Courtesy of Pete Swanson
This photo of a Genesee & Wyoming locomotive was taken in March at Craig Road in York.
Business
Genesee & Wyoming railroad grows again
The Genesee & Wyoming Railroad, once a 14 mile short line confined exclusively within Livingston County, has grown by leaps and bounds during the past 27 years, acquiring in wholesale fashion other rail lines throughout North America and overseas.
On Monday the Genesee & Wyoming holding company announced its largest acquisition to date, RailAmerica, Inc.
The $1.39 billion deal will combine the two largest short line/regional rail operators in North America.
RailAmerica, with headquarters in Jacksonville, Fla., is controlled by, and being purchased from, the Fortress Investment Group.
As the next-largest owner and operator of short line and regional freight railroads on the continent, RailAmerica has 45 individual railroads on 7,500 miles of track in 28 U.S. states and three Canadian provinces. Last year RailAmerica lines transported 840,000 carloads of freight for over 1,500 customers.
These figures compare with Genesee & Wyoming’s own totals of 63 individual railroads on 9,000 miles of owned, leased or accessed track in 24 U.S. states and four foreign countries (Canada, Australia, the Netherlands and Belgium).
In 2011 Genesee & Wyoming transported nearly 1 million carloads of freight for about 800 customers.
After the purchase and merger, which still await formal approval from the federal Surface Transportation Board, Genesee & Wyoming will have 4,300 employees. Seventy percent of the new company’s revenue will be derived in the United States.
Analysts report that, in realizing the merger, Genesee & Wyoming will be refinancing existing debt with about $2 billion in new debt and $800 million in equity or equity-linked securities.
Business will be more healthily diversified so that no single customer will represent more than three percent of company revenue and no single commodity will be more than 16 percent of company revenue.

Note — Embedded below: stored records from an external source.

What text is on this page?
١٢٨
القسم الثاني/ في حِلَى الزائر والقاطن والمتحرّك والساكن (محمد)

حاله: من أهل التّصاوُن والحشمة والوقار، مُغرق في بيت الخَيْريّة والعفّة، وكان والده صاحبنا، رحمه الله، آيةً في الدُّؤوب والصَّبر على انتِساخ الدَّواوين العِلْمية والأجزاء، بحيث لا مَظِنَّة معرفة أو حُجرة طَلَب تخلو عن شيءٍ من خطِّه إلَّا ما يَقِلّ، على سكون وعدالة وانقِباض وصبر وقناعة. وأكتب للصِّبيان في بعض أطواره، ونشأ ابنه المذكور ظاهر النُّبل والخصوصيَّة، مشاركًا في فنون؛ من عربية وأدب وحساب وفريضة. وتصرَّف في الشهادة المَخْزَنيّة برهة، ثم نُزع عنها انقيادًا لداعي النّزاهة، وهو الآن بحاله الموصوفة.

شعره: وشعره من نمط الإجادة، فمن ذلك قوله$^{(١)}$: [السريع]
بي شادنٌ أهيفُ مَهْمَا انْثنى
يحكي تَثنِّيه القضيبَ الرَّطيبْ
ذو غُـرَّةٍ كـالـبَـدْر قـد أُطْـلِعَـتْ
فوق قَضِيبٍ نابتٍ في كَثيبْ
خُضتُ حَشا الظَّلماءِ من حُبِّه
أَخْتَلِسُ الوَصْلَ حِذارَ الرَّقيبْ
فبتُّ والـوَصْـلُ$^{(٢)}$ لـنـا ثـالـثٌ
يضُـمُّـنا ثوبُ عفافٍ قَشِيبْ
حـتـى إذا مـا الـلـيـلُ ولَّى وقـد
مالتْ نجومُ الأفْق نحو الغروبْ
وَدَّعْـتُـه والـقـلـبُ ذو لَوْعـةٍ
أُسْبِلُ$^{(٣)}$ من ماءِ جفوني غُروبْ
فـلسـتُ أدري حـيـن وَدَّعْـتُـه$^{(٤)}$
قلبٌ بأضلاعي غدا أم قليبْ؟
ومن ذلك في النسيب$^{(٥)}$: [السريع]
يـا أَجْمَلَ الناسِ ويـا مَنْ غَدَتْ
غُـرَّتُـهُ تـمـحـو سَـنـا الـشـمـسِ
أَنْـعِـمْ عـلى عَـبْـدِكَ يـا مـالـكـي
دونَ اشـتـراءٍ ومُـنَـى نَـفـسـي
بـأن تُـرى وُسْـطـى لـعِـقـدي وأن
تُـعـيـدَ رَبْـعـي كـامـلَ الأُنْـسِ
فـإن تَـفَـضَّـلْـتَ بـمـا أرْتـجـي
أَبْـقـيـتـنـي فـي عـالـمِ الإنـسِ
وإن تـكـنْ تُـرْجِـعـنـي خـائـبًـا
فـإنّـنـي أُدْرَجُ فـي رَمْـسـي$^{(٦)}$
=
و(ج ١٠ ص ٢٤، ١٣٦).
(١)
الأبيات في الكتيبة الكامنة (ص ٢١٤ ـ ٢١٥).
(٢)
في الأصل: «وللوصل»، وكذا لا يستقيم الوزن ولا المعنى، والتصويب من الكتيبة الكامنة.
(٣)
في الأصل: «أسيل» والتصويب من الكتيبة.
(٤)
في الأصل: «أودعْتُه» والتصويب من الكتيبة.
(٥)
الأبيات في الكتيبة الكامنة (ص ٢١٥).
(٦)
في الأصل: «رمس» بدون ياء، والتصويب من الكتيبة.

The price of RailAmerica is about 10.5 times the company’s annual earnings before interest, taxes, depreciation, and amortization — almost 11 percent more than the July 20 closing stock price, and almost 28 percent higher than the stock price on May 21, the last trading day. However, knowledgeable analysts do not see Genesee & Wyoming over-levering to do the transaction.
A history of growth
Formed in 1891 as the Genesee & Wyoming Valley Railway, the name was shortened to the Genesee & Wyoming Railroad in 1899, when the company was purchased by Edward L. Fuller. Then and today, its principal job has been the transportation of rock salt from mine to interchange with major rail connections.
The original railroad ran 11 miles from Retsof and Sterling to a connection at Pittsburgh & Lehigh Junction — located just outside Caledonia — with the Lehigh Valley; Buffalo Rochester & Pittsburgh (later Baltimore & Ohio), Erie, and New York Central railroads. There were shorter spur connections to the west at Greigsville with the Lackawanna Railroad and to the east at Cuylerville with the Pennsylvania Railroad.

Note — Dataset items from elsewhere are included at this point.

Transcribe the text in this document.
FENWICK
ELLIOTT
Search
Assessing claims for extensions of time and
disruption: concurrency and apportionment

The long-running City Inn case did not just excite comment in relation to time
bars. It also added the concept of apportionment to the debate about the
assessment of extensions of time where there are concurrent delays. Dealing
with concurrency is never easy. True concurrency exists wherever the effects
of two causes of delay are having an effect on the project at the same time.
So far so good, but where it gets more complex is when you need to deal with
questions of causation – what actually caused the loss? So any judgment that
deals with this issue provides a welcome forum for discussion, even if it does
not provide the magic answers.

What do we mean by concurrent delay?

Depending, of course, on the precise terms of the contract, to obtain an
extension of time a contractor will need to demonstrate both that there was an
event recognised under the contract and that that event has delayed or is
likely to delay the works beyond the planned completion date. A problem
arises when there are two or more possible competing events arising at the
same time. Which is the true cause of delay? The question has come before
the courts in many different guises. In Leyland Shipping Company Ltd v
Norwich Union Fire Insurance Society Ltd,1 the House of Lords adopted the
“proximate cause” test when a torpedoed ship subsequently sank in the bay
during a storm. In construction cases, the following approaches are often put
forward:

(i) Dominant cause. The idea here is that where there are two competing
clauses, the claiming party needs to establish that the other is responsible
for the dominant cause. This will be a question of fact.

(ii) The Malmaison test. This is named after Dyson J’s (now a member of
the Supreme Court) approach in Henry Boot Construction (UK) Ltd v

Today the connections are with CSX at Rochester and Norfolk Southern at Silver Springs via the Genesee & Wyoming-owned Rochester & Southern Railroad (formerly the Baltimore & Ohio) from P. & L. Junction.
Before the new era of growth, the Genesee & Wyoming prospered for eight decades under Fuller family management. Indeed, on a per mile basis, the historic G. & W. was reputed to be one of the most profitable railroads in America.

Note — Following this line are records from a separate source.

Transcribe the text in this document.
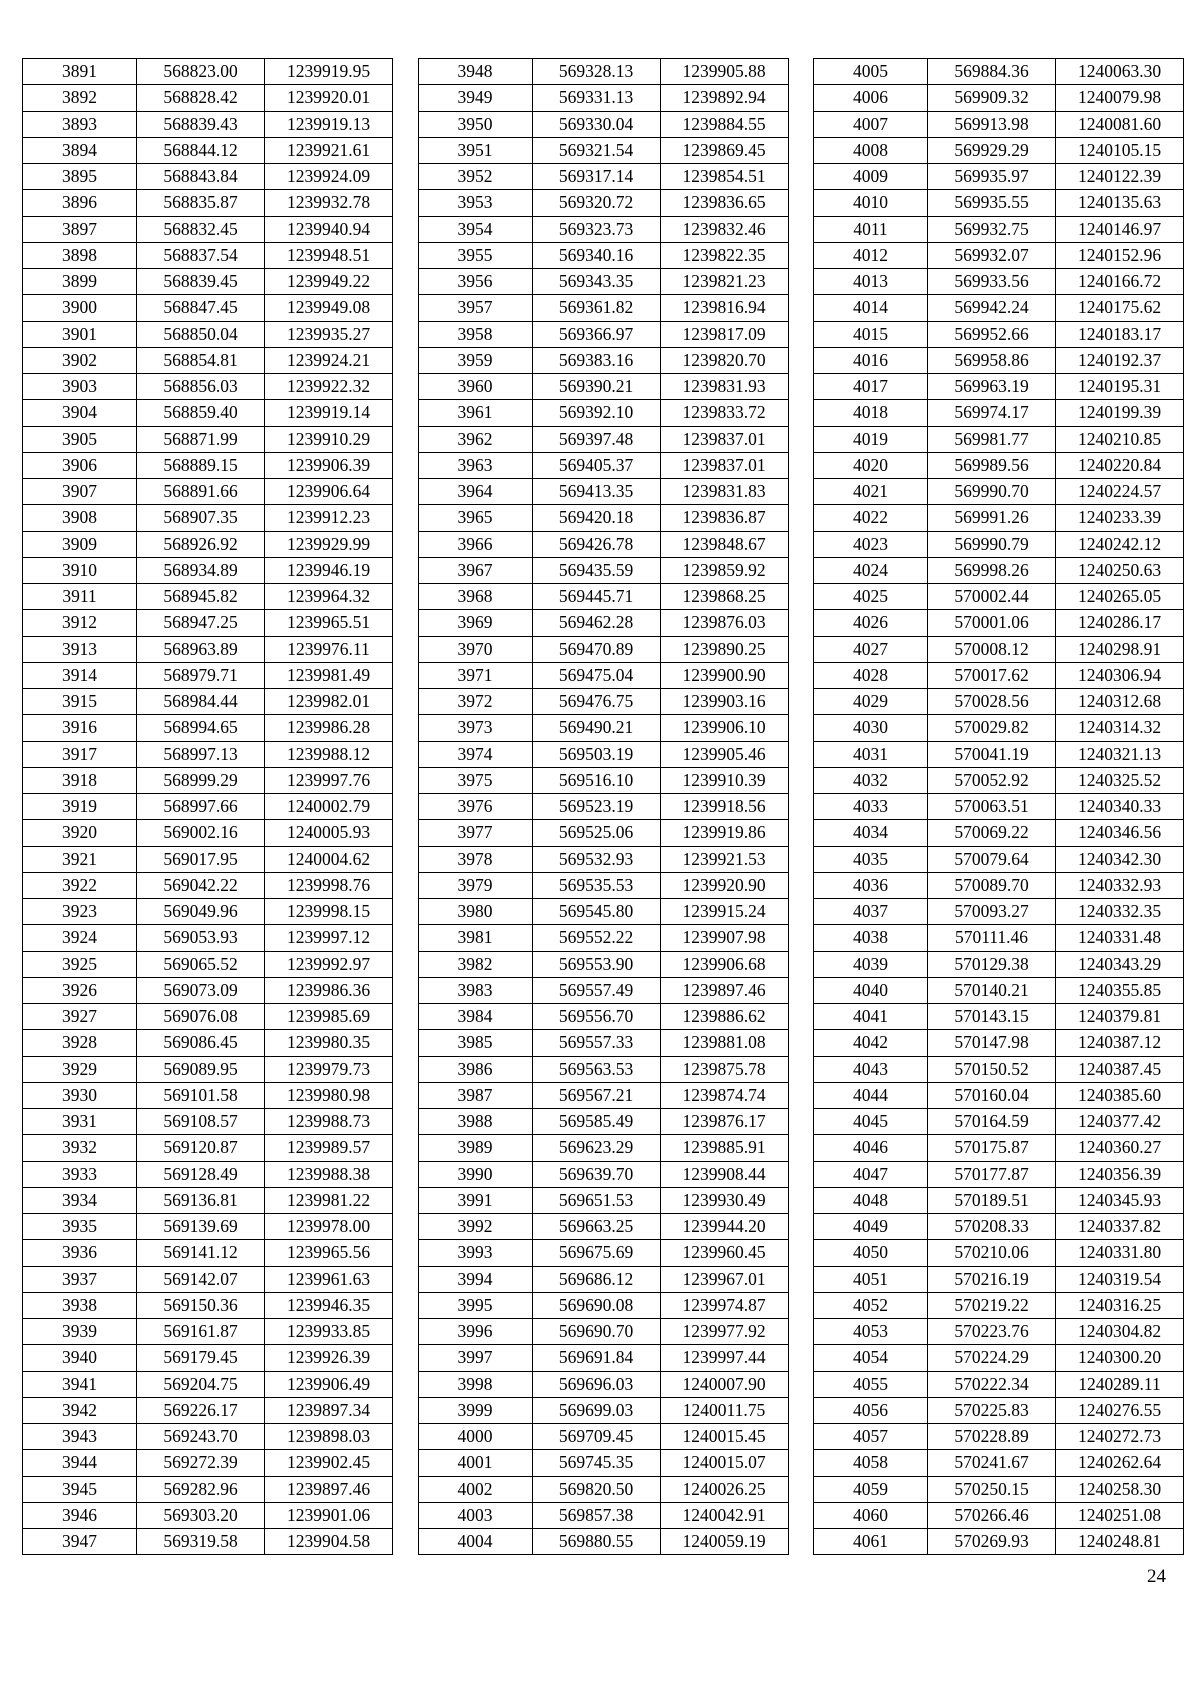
3891	568823.00	1239919.95
3892	568828.42	1239920.01
3893	568839.43	1239919.13
3894	568844.12	1239921.61
3895	568843.84	1239924.09
3896	568835.87	1239932.78
3897	568832.45	1239940.94
3898	568837.54	1239948.51
3899	568839.45	1239949.22
3900	568847.45	1239949.08
3901	568850.04	1239935.27
3902	568854.81	1239924.21
3903	568856.03	1239922.32
3904	568859.40	1239919.14
3905	568871.99	1239910.29
3906	568889.15	1239906.39
3907	568891.66	1239906.64
3908	568907.35	1239912.23
3909	568926.92	1239929.99
3910	568934.89	1239946.19
3911	568945.82	1239964.32
3912	568947.25	1239965.51
3913	568963.89	1239976.11
3914	568979.71	1239981.49
3915	568984.44	1239982.01
3916	568994.65	1239986.28
3917	568997.13	1239988.12
3918	568999.29	1239997.76
3919	568997.66	1240002.79
3920	569002.16	1240005.93
3921	569017.95	1240004.62
3922	569042.22	1239998.76
3923	569049.96	1239998.15
3924	569053.93	1239997.12
3925	569065.52	1239992.97
3926	569073.09	1239986.36
3927	569076.08	1239985.69
3928	569086.45	1239980.35
3929	569089.95	1239979.73
3930	569101.58	1239980.98
3931	569108.57	1239988.73
3932	569120.87	1239989.57
3933	569128.49	1239988.38
3934	569136.81	1239981.22
3935	569139.69	1239978.00
3936	569141.12	1239965.56
3937	569142.07	1239961.63
3938	569150.36	1239946.35
3939	569161.87	1239933.85
3940	569179.45	1239926.39
3941	569204.75	1239906.49
3942	569226.17	1239897.34
3943	569243.70	1239898.03
3944	569272.39	1239902.45
3945	569282.96	1239897.46
3946	569303.20	1239901.06
3947	569319.58	1239904.58
3948	569328.13	1239905.88
3949	569331.13	1239892.94
3950	569330.04	1239884.55
3951	569321.54	1239869.45
3952	569317.14	1239854.51
3953	569320.72	1239836.65
3954	569323.73	1239832.46
3955	569340.16	1239822.35
3956	569343.35	1239821.23
3957	569361.82	1239816.94
3958	569366.97	1239817.09
3959	569383.16	1239820.70
3960	569390.21	1239831.93
3961	569392.10	1239833.72
3962	569397.48	1239837.01
3963	569405.37	1239837.01
3964	569413.35	1239831.83
3965	569420.18	1239836.87
3966	569426.78	1239848.67
3967	569435.59	1239859.92
3968	569445.71	1239868.25
3969	569462.28	1239876.03
3970	569470.89	1239890.25
3971	569475.04	1239900.90
3972	569476.75	1239903.16
3973	569490.21	1239906.10
3974	569503.19	1239905.46
3975	569516.10	1239910.39
3976	569523.19	1239918.56
3977	569525.06	1239919.86
3978	569532.93	1239921.53
3979	569535.53	1239920.90
3980	569545.80	1239915.24
3981	569552.22	1239907.98
3982	569553.90	1239906.68
3983	569557.49	1239897.46
3984	569556.70	1239886.62
3985	569557.33	1239881.08
3986	569563.53	1239875.78
3987	569567.21	1239874.74
3988	569585.49	1239876.17
3989	569623.29	1239885.91
3990	569639.70	1239908.44
3991	569651.53	1239930.49
3992	569663.25	1239944.20
3993	569675.69	1239960.45
3994	569686.12	1239967.01
3995	569690.08	1239974.87
3996	569690.70	1239977.92
3997	569691.84	1239997.44
3998	569696.03	1240007.90
3999	569699.03	1240011.75
4000	569709.45	1240015.45
4001	569745.35	1240015.07
4002	569820.50	1240026.25
4003	569857.38	1240042.91
4004	569880.55	1240059.19
4005	569884.36	1240063.30
4006	569909.32	1240079.98
4007	569913.98	1240081.60
4008	569929.29	1240105.15
4009	569935.97	1240122.39
4010	569935.55	1240135.63
4011	569932.75	1240146.97
4012	569932.07	1240152.96
4013	569933.56	1240166.72
4014	569942.24	1240175.62
4015	569952.66	1240183.17
4016	569958.86	1240192.37
4017	569963.19	1240195.31
4018	569974.17	1240199.39
4019	569981.77	1240210.85
4020	569989.56	1240220.84
4021	569990.70	1240224.57
4022	569991.26	1240233.39
4023	569990.79	1240242.12
4024	569998.26	1240250.63
4025	570002.44	1240265.05
4026	570001.06	1240286.17
4027	570008.12	1240298.91
4028	570017.62	1240306.94
4029	570028.56	1240312.68
4030	570029.82	1240314.32
4031	570041.19	1240321.13
4032	570052.92	1240325.52
4033	570063.51	1240340.33
4034	570069.22	1240346.56
4035	570079.64	1240342.30
4036	570089.70	1240332.93
4037	570093.27	1240332.35
4038	570111.46	1240331.48
4039	570129.38	1240343.29
4040	570140.21	1240355.85
4041	570143.15	1240379.81
4042	570147.98	1240387.12
4043	570150.52	1240387.45
4044	570160.04	1240385.60
4045	570164.59	1240377.42
4046	570175.87	1240360.27
4047	570177.87	1240356.39
4048	570189.51	1240345.93
4049	570208.33	1240337.82
4050	570210.06	1240331.80
4051	570216.19	1240319.54
4052	570219.22	1240316.25
4053	570223.76	1240304.82
4054	570224.29	1240300.20
4055	570222.34	1240289.11
4056	570225.83	1240276.55
4057	570228.89	1240272.73
4058	570241.67	1240262.64
4059	570250.15	1240258.30
4060	570266.46	1240251.08
4061	570269.93	1240248.81
24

In 1980 the Staggers Act deregulated the railroad industry and opened the door for major railroad corporations to sell or lease their less profitable branch lines as a viable alternative to abandonment. Companies with short line operating experience, such as Genesee & Wyoming, were eager to step in.
Between 1985 and 1988, Genesee & Wyoming became a major leaser of rail cars and also acquired the neighboring Dansville & Mount Morris Railroad (including the former Lackwanna connection between Greigsville and Groveland Station), former Baltimore and Ohio lines renamed the Rochester & Southern and Buffalo & Pittsburgh, and, in the deep south, the Louisiana & Delta Railroad.
Six more railroads had been acquired by 1996 when G&W became a publicly traded stock. Between 1996 and 2000, there were acquisitions in foreign countries. The past decade has seen the acquisition of another dozen-or-so systems, mostly in the United States.
Meanwhile, the original G&W survived the 1994 closure of the Akzo Retsof salt mine and is today profitably hauling freight cars from the new American Rock Salt mine at Hampton Corners.
The trademark G&W orange paint scheme with black horizontal stripes and “double arrow” logo, once unique to a small roster of locomotives in Livingston County, is today commonplace on locomotives throughout North America, Australia and Europe.